Different people have different opinions on whether specs are just disposable process intermediates or the ultimate truth about software behavior. These differing perspectives also lead to varying workflows for curating and maintaining specs and generating code.

Spec-driven development and context engineering

I often say that prompt engineering optimizes human-LLM interaction, while context engineering optimizes agent-LLM interaction. This is because AI agents typically require more information and larger context windows to complete tasks, posing a significant challenge to LLMs' processing capabilities.

Because coding tasks require a large amount of contextual information, we need to curate that information carefully. Coding agent tools, along with predefined AGENTS.md files, usually provide a good system prompt. 

The spec-by-example we typically use in BDD is essentially the few-shot prompt technique. Separating requirements analysis and planning from the code implementation phase essentially compresses the context into specs. MCP servers like Context7 can also provide us with real-time documentation information.

Our CodeConcise tool extracts code structure and dependencies from legacy codebases, builds a knowledge graph in vector and graph databases, and can integrate with MCP servers like JIRA and Confluence to support subsequent code generation. Many practices in context engineering can be applied in SDD.

Is spec-driven development just a return to waterfall?

I’ve heard some people claim this is a return to waterfall — not unreasonably — but I believe this time is different.

The problem with traditional waterfall development is its excessively long feedback cycles. It suffers from a disconnect between software design and implementation, leading to "shadow architecture" and an enormous amount of inefficiency due to the need to maintain code, documentation, and continued testing as requirements change. 

The problems we currently encounter with AI coding are different — they stem from the fact that vibe coding is too fast, spontaneous and haphazard. Because it's so easy for AI to generate demonstrable prototypes, many people overlook the importance of good engineering practices, resulting in too much unmaintainable, defective, one-off code.

It’s important, then, to bring serious requirements analysis, prudent software design, necessary architectural constraints, and human-in-the-loop governance into the picture. I’d argue that’s what spec-driven development helps us to do. It’s not creating huge feedback loops like waterfall — it’s providing a mechanism for shorter and effective ones than would otherwise be possible with pure vibe coding.

The challenges and risks of spec-driven development

As mentioned earlier, there’s a lack of consensus on the ‘correct’ spec-driven development workflow and what exactly a good spec should look like in the context of AI-assisted coding. Although I obviously have my view on what makes a good spec, these are based on my experience — there’s not yet a systematic way to evaluate specs as we do with evals, for example.

Code generation from spec to LLMs isn’t deterministic; this poses challenges when it comes to upgrades and maintenance. Spec drift and hallucination are inherently difficult to avoid, so we still need highly deterministic CI/CD practices to ensure software quality and safeguard our architectures.

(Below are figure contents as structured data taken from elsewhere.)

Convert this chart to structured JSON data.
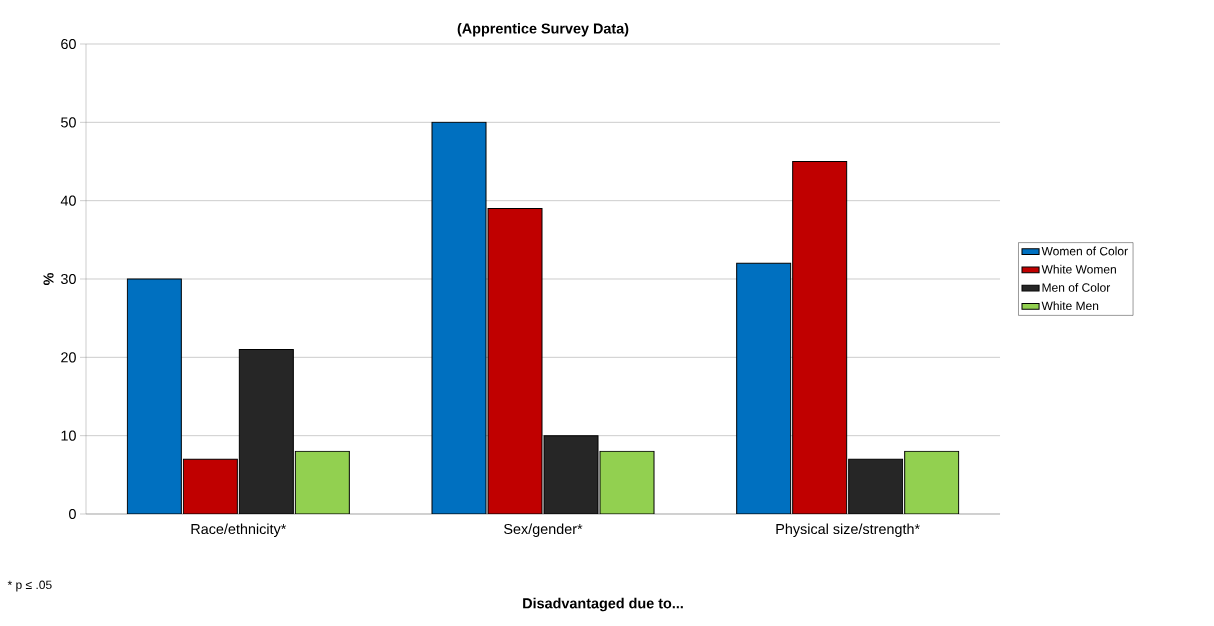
{
  "chart_data": {
    "type": "bar",
    "title": "(Apprentice Survey Data)",
    "xlabel": "Disadvantaged due to...",
    "ylabel": "%",
    "categories": [
      "Race/ethnicity*",
      "Sex/gender*",
      "Physical size/strength*"
    ],
    "series": [
      {
        "name": "Women of Color",
        "color": "#0070c0",
        "values": [
          30,
          50,
          32
        ]
      },
      {
        "name": "White Women",
        "color": "#c00000",
        "values": [
          7,
          39,
          45
        ]
      },
      {
        "name": "Men of Color",
        "color": "#262626",
        "values": [
          21,
          10,
          7
        ]
      },
      {
        "name": "White Men",
        "color": "#92d050",
        "values": [
          8,
          8,
          8
        ]
      }
    ],
    "ylim": [
      0,
      60
    ],
    "yticks": [
      0,
      10,
      20,
      30,
      40,
      50,
      60
    ],
    "grid": "y",
    "legend": "right",
    "annotations": [
      "* p ≤ .05"
    ]
  }
}
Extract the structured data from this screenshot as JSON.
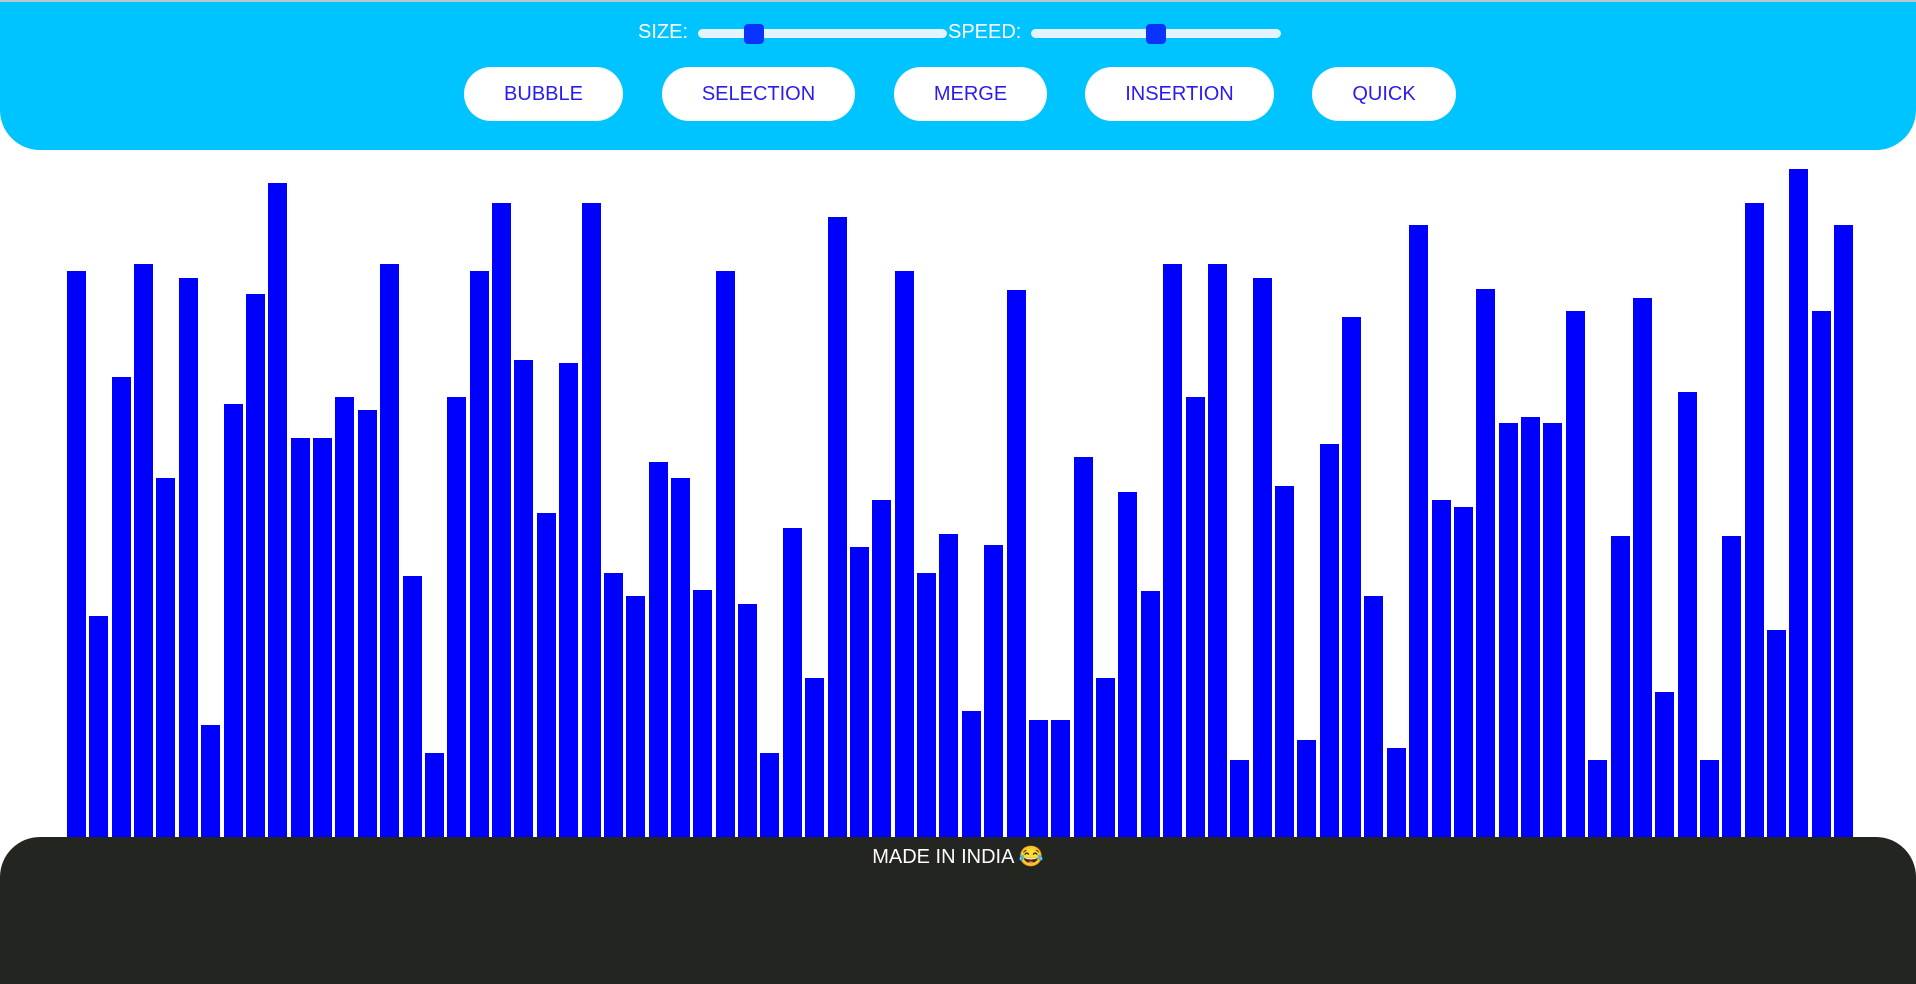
{
  "controls": {
    "size_label": "SIZE:",
    "speed_label": "SPEED:",
    "size_value": 0.2,
    "speed_value": 0.5
  },
  "buttons": {
    "bubble": "BUBBLE",
    "selection": "SELECTION",
    "merge": "MERGE",
    "insertion": "INSERTION",
    "quick": "QUICK"
  },
  "colors": {
    "header": "#00c4ff",
    "bar": "#0000ff",
    "button_text": "#2a1cf0",
    "footer": "#232520"
  },
  "bars": {
    "heights": [
      566,
      221,
      460,
      573,
      359,
      559,
      112,
      433,
      543,
      654,
      399,
      399,
      440,
      427,
      573,
      261,
      84,
      440,
      566,
      634,
      477,
      324,
      474,
      634,
      264,
      241,
      375,
      359,
      247,
      566,
      233,
      84,
      309,
      159,
      620,
      290,
      337,
      566,
      264,
      303,
      126,
      292,
      547,
      117,
      117,
      380,
      159,
      345,
      246,
      573,
      440,
      573,
      77,
      559,
      351,
      97,
      393,
      520,
      241,
      89,
      612,
      337,
      330,
      548,
      414,
      420,
      414,
      526,
      77,
      301,
      539,
      145,
      445,
      77,
      301,
      634,
      207,
      668,
      526,
      612
    ]
  },
  "footer": {
    "text": "MADE IN INDIA 😂"
  }
}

Finally, the question of whether spec or code is the ultimate artifact of software development still needs to be explored. The two lead to entirely different workflows and development practices. Experienced programmers may find that over-formalized specs can cause unnecessary trouble, and slow down change and feedback cycles — just as we encountered in the early stages of waterfall development.

Spec-driven development remains an emerging practice as 2025 draws to a close; we’re likely to see even more change in 2026. That means staying on top of industry thinking and the experiments being done is critical. At Thoughtworks we’ll continue to experiment and, of course, share our learnings and insights with the rest of the software community.